Global Reserve Managers Shift Away from JPY and AUD in Q1 2024: USD and EUR Gain Ground

**Central Bank Reserve Managers Divest from Key Currencies in Q1: Focus on JPY and AUD**

*Original reporting credit: Adam Button, ForexLive.*

### Introduction

In the first quarter of 2024, global reserve managers have notably shifted away from the Japanese yen (JPY) and Australian dollar (AUD), according to a recent report from MUFG, one of the world’s leading financial institutions. This trend points to significant movements within the foreign exchange (FX) markets, as central banks and sovereign wealth funds reassess the composition of their international reserves amid changing economic conditions and monetary policy paths.

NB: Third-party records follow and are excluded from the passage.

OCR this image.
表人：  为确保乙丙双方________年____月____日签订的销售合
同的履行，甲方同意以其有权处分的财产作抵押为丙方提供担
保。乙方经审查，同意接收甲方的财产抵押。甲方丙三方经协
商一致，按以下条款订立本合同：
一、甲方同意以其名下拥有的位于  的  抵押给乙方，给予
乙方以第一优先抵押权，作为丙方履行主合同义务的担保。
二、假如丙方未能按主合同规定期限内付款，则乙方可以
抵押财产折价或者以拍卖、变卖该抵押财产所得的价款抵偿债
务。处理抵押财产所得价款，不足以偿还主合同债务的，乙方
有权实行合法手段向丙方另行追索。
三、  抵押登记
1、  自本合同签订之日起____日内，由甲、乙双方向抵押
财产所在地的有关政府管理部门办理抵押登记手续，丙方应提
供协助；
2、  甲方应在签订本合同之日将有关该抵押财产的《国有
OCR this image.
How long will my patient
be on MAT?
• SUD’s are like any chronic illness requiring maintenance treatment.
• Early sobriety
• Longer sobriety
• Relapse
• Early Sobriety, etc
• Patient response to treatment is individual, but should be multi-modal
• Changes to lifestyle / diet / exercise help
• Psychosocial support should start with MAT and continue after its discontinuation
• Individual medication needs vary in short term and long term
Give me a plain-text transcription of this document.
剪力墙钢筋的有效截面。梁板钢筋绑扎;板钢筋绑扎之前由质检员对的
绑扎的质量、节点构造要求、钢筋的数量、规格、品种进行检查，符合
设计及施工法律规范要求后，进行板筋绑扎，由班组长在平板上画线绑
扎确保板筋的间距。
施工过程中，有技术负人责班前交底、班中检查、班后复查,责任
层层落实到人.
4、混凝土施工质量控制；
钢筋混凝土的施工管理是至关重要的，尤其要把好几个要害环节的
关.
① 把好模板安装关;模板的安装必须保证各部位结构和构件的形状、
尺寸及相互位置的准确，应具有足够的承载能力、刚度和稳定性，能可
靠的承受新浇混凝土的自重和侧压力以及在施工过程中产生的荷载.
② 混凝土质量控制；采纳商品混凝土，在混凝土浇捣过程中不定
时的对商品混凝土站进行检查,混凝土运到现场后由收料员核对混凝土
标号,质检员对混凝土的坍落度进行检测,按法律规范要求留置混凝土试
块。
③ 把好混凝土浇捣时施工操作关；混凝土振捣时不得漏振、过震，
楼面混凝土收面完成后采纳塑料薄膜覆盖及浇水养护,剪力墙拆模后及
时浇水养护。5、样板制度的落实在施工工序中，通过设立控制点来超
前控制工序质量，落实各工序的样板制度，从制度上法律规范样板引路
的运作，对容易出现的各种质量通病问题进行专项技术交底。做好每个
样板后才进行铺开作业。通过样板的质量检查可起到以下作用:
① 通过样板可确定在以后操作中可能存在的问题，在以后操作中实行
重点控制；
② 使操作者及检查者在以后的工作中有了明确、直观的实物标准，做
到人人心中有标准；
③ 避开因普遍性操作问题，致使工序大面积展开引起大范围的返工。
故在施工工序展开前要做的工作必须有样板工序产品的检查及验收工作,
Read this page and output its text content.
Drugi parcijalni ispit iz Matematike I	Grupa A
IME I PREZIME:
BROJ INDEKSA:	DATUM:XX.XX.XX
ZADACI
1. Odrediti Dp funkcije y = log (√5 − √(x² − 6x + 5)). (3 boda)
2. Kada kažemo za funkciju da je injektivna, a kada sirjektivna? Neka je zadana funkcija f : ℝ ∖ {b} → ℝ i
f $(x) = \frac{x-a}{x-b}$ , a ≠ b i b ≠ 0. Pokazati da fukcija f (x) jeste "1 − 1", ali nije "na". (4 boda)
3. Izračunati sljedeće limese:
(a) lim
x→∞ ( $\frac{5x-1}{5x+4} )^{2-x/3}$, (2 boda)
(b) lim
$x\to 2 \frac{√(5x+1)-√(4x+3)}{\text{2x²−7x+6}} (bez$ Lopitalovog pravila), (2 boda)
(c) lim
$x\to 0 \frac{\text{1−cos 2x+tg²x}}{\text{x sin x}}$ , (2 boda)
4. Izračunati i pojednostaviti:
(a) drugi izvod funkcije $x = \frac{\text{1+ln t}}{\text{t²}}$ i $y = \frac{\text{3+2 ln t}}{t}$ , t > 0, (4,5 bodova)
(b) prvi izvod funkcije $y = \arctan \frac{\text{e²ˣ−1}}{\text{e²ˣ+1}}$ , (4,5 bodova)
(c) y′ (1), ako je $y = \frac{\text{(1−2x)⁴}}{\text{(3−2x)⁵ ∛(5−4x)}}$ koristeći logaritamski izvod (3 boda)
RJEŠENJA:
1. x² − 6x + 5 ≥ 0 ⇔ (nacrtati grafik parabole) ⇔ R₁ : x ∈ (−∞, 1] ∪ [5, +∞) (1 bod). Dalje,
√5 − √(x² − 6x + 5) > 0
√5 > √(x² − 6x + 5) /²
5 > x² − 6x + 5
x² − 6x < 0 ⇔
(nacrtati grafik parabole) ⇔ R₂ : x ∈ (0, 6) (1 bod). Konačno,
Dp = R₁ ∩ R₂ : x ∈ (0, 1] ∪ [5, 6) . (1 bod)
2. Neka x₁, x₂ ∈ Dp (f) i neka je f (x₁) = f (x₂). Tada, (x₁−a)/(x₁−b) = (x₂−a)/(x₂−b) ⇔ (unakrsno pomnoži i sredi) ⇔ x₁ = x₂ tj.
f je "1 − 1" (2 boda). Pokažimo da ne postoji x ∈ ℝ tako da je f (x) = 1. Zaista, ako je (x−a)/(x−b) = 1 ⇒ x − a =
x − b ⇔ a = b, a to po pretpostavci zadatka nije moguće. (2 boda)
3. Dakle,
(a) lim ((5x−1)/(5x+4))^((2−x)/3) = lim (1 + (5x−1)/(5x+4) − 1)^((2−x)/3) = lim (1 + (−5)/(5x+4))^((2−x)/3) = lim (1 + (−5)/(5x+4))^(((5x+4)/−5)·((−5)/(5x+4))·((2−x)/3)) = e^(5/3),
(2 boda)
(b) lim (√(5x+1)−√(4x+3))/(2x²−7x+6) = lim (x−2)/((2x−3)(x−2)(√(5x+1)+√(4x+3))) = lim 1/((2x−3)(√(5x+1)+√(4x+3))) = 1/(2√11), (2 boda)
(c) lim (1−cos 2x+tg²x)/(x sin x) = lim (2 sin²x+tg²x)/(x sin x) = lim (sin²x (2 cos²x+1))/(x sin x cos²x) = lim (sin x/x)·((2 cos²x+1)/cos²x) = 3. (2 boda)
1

This extended analysis expounds on the findings from the MUFG note, sources for further data on central bank reserve allocations, and insights from recent publications by the International Monetary Fund (IMF) and the Bank for International Settlements (BIS) to form a comprehensive picture of reserve manager behavior in Q1 2024.

### Key Takeaways from the MUFG Report

– **Reserve Managers’ Shifts:** Central bank reserve managers were net sellers of both the Japanese yen and Australian dollar in the first quarter of 2024.
– **Relative Divergence:** The yen and the Australian dollar are underperforming relative to G10 counterparts in terms of reserve allocations.
– **Broad Reserve Trends:** There has been a general move toward the U.S. dollar (USD) and, to a lesser extent, the euro (EUR), as global institutions pursue both safety and liquidity.
– **Influential Data Sources:** MUFG’s analysis draws on quarterly COFER (Currency Composition of Official Foreign Exchange Reserves) data from the IMF, which closely tracks official FX reserve holdings across the globe.

### Detailed Currency Performance Analysis

#### Japanese Yen (JPY)

– **Net Selling Evidence:** Q1 2024 saw marked selling of the yen, as indicated by the declining proportion of JPY within total allocated reserves.
– **Performance Implications:** The yen’s decline as a reserve currency reflects a combination of low yields, persistent deflationary risks, and the Bank of Japan’s (BoJ’s) dovish stance, especially compared to the aggressive tightening cycles of other major central banks.
– **Global Impact:** A weaker yen impacts global macroeconomic stability, especially for Asian economies tied to Japanese trade or those that use the yen as a regional reserve asset.

#### Australian Dollar (AUD)

– **Declining Demand:** Central banks have similarly reduced their holdings of the Australian dollar, although the pace has been somewhat less dramatic than the yen’s decline.
– **Yield Differential:** Historically, the AUD has been favored by reserve managers seeking higher yields; however, the Reserve Bank of Australia (RBA) has lagged behind in raising rates compared to the Federal Reserve, diminishing the currency’s attractiveness.
– **Commodity Exposure:** Australia’s reliance on commodities makes the AUD more susceptible to global growth slowdowns—a context reserve managers may be increasingly cautious of.